Depuis le refus de l’UE d’ouvrir les négociations d’adhésion avec l’Albanie, le gouvernement socialiste tire à boulets rouges contre le Président français. L’éditorialiste Andi Bushati rappelle pourtant qu’il serait trop simple de faire porter cet échec au seul Emmanuel Macron, pointant les contradictions et les défaillances du gouvernement Rama. Point de vue.

Commission européenne

À en croire la propagande de « Renaissance albanaise » — ce faux-nez du Parti socialiste (PS) albanais, dont le nom fait référence à la renaissance nationale de la fin du XIXe siècle — l’Union européenne (UE) avait déjà ouvert les négociations avec l’Albanie il y a un an. Du coup, le parti au pouvoir est aujourd’hui bien à la peine pour justifier les raisons de notre échec. Au centre de tous leurs arguments se trouve « l’ennemi Macron », le Président français qui aurait utilisé les Albanais comme de la « chair à canon » pour ses propres intérêts.

Depuis vendredi, Edi Rama et nombre de commentateurs évoquent la « haine historique » de Paris à notre égard, s’en prenant même parfois à l’âge de la femme du Président, et sont en train d’expliquer que l’Albanie est donc un dommage collatéral de la politique française. Ils fabriquent une série de mensonges qui doivent être déconstruits, dans le simple but d’éviter que le gang de kleptocrates qui dirige Tirana ne sorte blanchi de cette histoire.

• Premier mensonge : « seul Macron nous a dit ’non’ ! »

Cette affirmation n’est pas vraie. Lors de sa conférence de presse, le Président français a souligné que près de la moitié des États-membres de l’Union européenne ne voulaient pas ouvrir de négociations avec l’Albanie, contrairement à la Macédoine du Nord. Les Pays-Bas, le Danemark et l’Espagne, au moins, ont aussi fait connaître leurs réserves. Or, il suffisait du véto d’un seul des États-membres pour que nous restions à l’écart. Cette vérité est volontairement écartée par le gouvernement afin d’ignorer nos propres échecs, qui nous ont éloignés de la Macédoine du Nord. Voilà pourquoi nous aurions besoin d’un nouvel « ennemi », le Président Macron.

• Deuxième mensonge : « Macron nous a utilisés pour des enjeux de politique intérieure »

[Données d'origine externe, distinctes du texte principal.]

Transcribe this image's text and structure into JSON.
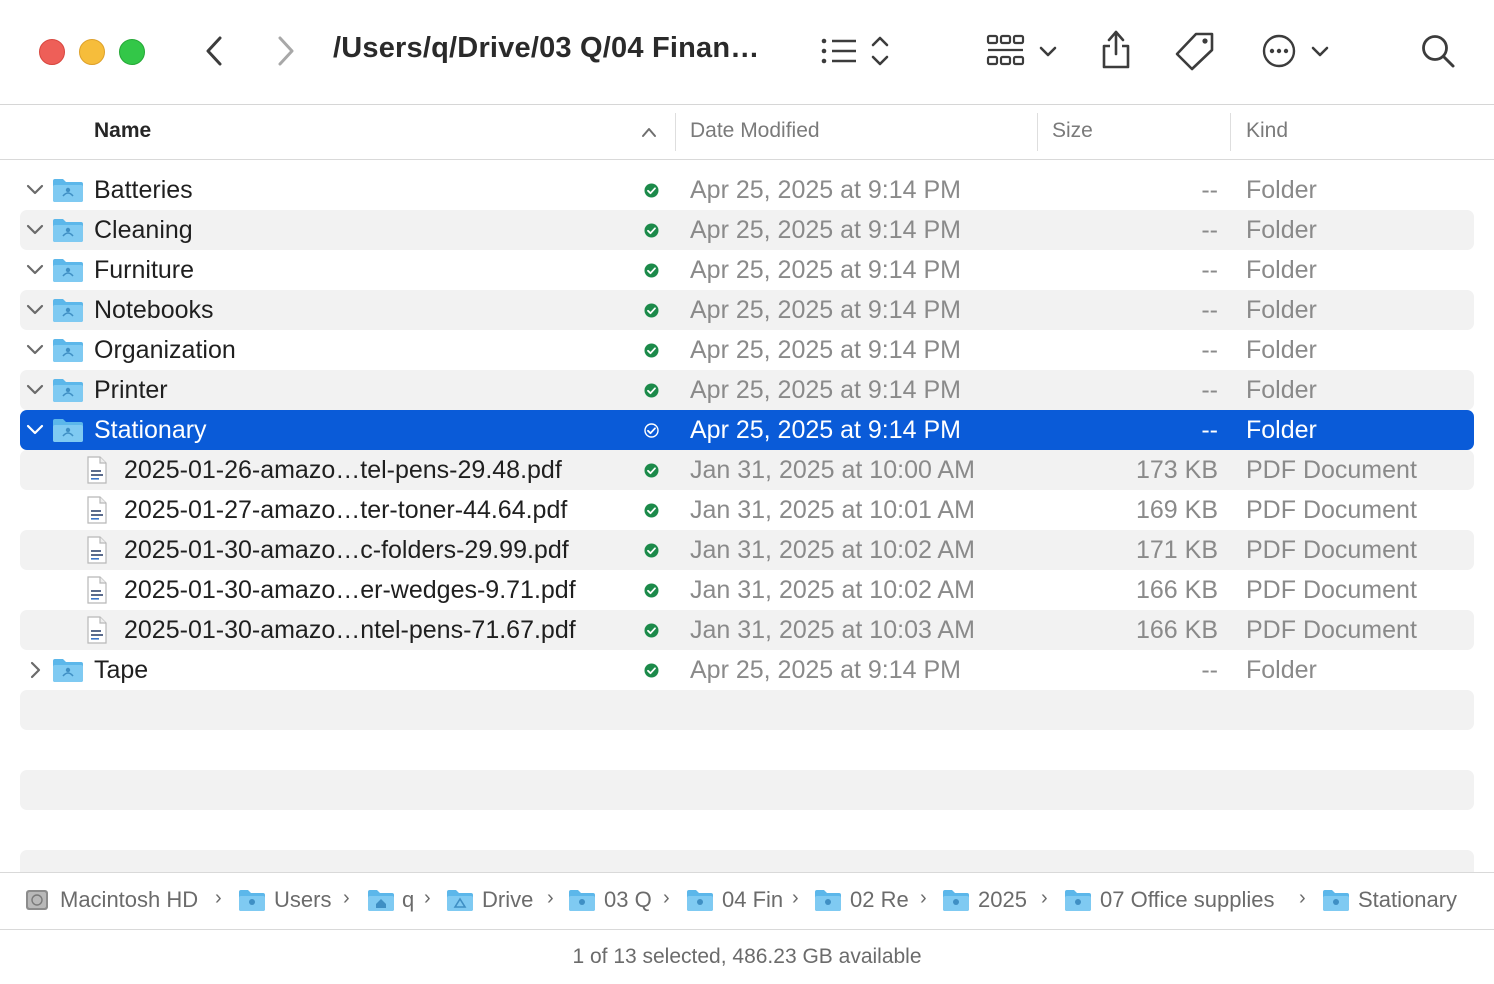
{
  "window": {
    "title": "/Users/q/Drive/03 Q/04 Finan…"
  },
  "columns": {
    "name": "Name",
    "date": "Date Modified",
    "size": "Size",
    "kind": "Kind"
  },
  "rows": [
    {
      "name": "Batteries",
      "date": "Apr 25, 2025 at 9:14 PM",
      "size": "--",
      "kind": "Folder"
    },
    {
      "name": "Cleaning",
      "date": "Apr 25, 2025 at 9:14 PM",
      "size": "--",
      "kind": "Folder"
    },
    {
      "name": "Furniture",
      "date": "Apr 25, 2025 at 9:14 PM",
      "size": "--",
      "kind": "Folder"
    },
    {
      "name": "Notebooks",
      "date": "Apr 25, 2025 at 9:14 PM",
      "size": "--",
      "kind": "Folder"
    },
    {
      "name": "Organization",
      "date": "Apr 25, 2025 at 9:14 PM",
      "size": "--",
      "kind": "Folder"
    },
    {
      "name": "Printer",
      "date": "Apr 25, 2025 at 9:14 PM",
      "size": "--",
      "kind": "Folder"
    },
    {
      "name": "Stationary",
      "date": "Apr 25, 2025 at 9:14 PM",
      "size": "--",
      "kind": "Folder"
    },
    {
      "name": "2025-01-26-amazo…tel-pens-29.48.pdf",
      "date": "Jan 31, 2025 at 10:00 AM",
      "size": "173 KB",
      "kind": "PDF Document"
    },
    {
      "name": "2025-01-27-amazo…ter-toner-44.64.pdf",
      "date": "Jan 31, 2025 at 10:01 AM",
      "size": "169 KB",
      "kind": "PDF Document"
    },
    {
      "name": "2025-01-30-amazo…c-folders-29.99.pdf",
      "date": "Jan 31, 2025 at 10:02 AM",
      "size": "171 KB",
      "kind": "PDF Document"
    },
    {
      "name": "2025-01-30-amazo…er-wedges-9.71.pdf",
      "date": "Jan 31, 2025 at 10:02 AM",
      "size": "166 KB",
      "kind": "PDF Document"
    },
    {
      "name": "2025-01-30-amazo…ntel-pens-71.67.pdf",
      "date": "Jan 31, 2025 at 10:03 AM",
      "size": "166 KB",
      "kind": "PDF Document"
    },
    {
      "name": "Tape",
      "date": "Apr 25, 2025 at 9:14 PM",
      "size": "--",
      "kind": "Folder"
    }
  ],
  "pathbar": [
    "Macintosh HD",
    "Users",
    "q",
    "Drive",
    "03 Q",
    "04 Fin",
    "02 Re",
    "2025",
    "07 Office supplies",
    "Stationary"
  ],
  "status": "1 of 13 selected, 486.23 GB available",
  "colors": {
    "selection": "#0a5bd8",
    "folder": "#5cb7ea",
    "sync": "#1c8a4a"
  }
}
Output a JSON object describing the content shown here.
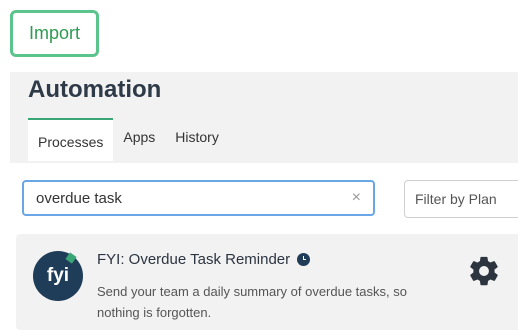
{
  "toolbar": {
    "import_label": "Import"
  },
  "page": {
    "title": "Automation",
    "tabs": [
      {
        "label": "Processes",
        "active": true
      },
      {
        "label": "Apps",
        "active": false
      },
      {
        "label": "History",
        "active": false
      }
    ]
  },
  "search": {
    "value": "overdue task",
    "clear_icon": "×"
  },
  "filter": {
    "placeholder": "Filter by Plan"
  },
  "results": [
    {
      "logo_text": "fyi",
      "title": "FYI: Overdue Task Reminder",
      "description": "Send your team a daily summary of overdue tasks, so nothing is forgotten.",
      "icons": [
        "clock-icon",
        "gear-icon"
      ]
    }
  ],
  "colors": {
    "accent_green": "#3aa675",
    "focus_blue": "#6aa6e6",
    "logo_navy": "#1f3c58"
  }
}
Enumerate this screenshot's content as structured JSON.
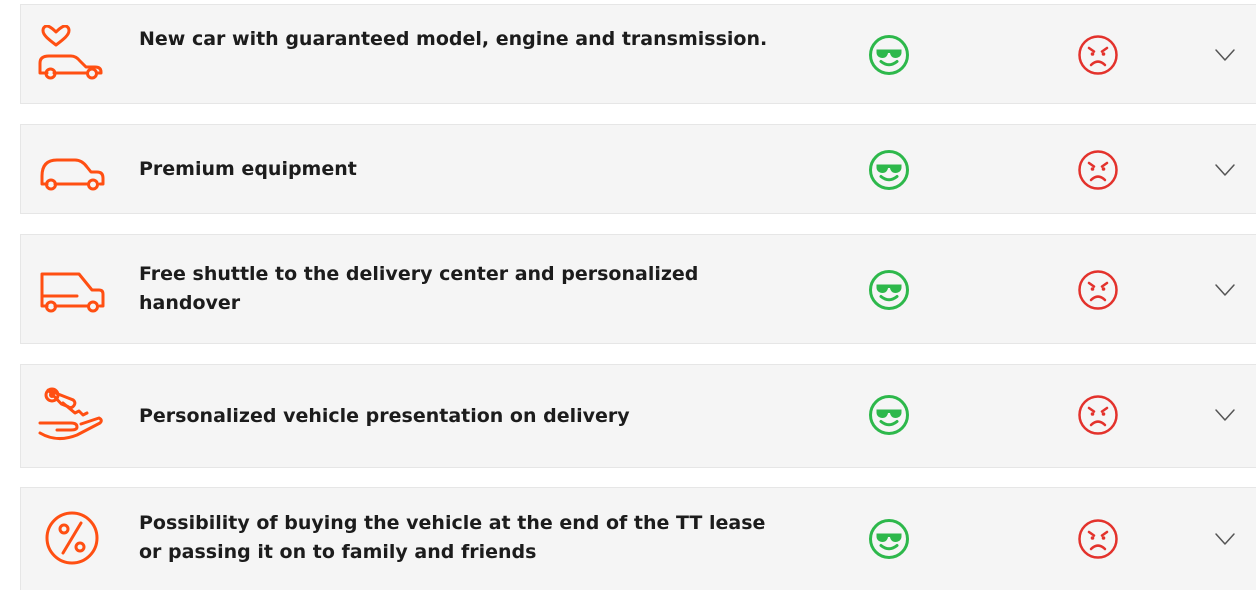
{
  "colors": {
    "accent_orange": "#ff4f12",
    "happy_green": "#2db84b",
    "angry_red": "#e3322c",
    "row_background": "#f5f5f5",
    "text": "#1c1c1c"
  },
  "rows": [
    {
      "icon": "car-heart-icon",
      "title": "New car with guaranteed model, engine and transmission."
    },
    {
      "icon": "car-icon",
      "title": "Premium equipment"
    },
    {
      "icon": "van-icon",
      "title": "Free shuttle to the delivery center and personalized handover"
    },
    {
      "icon": "key-hand-icon",
      "title": "Personalized vehicle presentation on delivery"
    },
    {
      "icon": "percent-icon",
      "title": "Possibility of buying the vehicle at the end of the TT lease or passing it on to family and friends"
    }
  ],
  "status_icons": {
    "positive": "cool-face-icon",
    "negative": "angry-face-icon",
    "expand": "chevron-down-icon"
  }
}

Il n’y a pas d’accusation plus ridicule que celle-ci. En jetant un œil depuis vendredi aux principaux journaux français, (Le Monde, Libération ou Le Figaro), il est pratiquement impossible de trouver ne serait-ce qu’une ligne sur « l’élimination » de l’Albanie et de la Macédoine du Nord. Ces titres parlent du Brexit, de la trêve entre Erdoğan et Trump, mais pas du tout de l’élargissement aux Balkans occidentaux. Pourquoi instrumentaliser un sujet qui suscite si peu de débats ? À quoi bon mentir à propos de quelque chose qui n’intéresse personne ?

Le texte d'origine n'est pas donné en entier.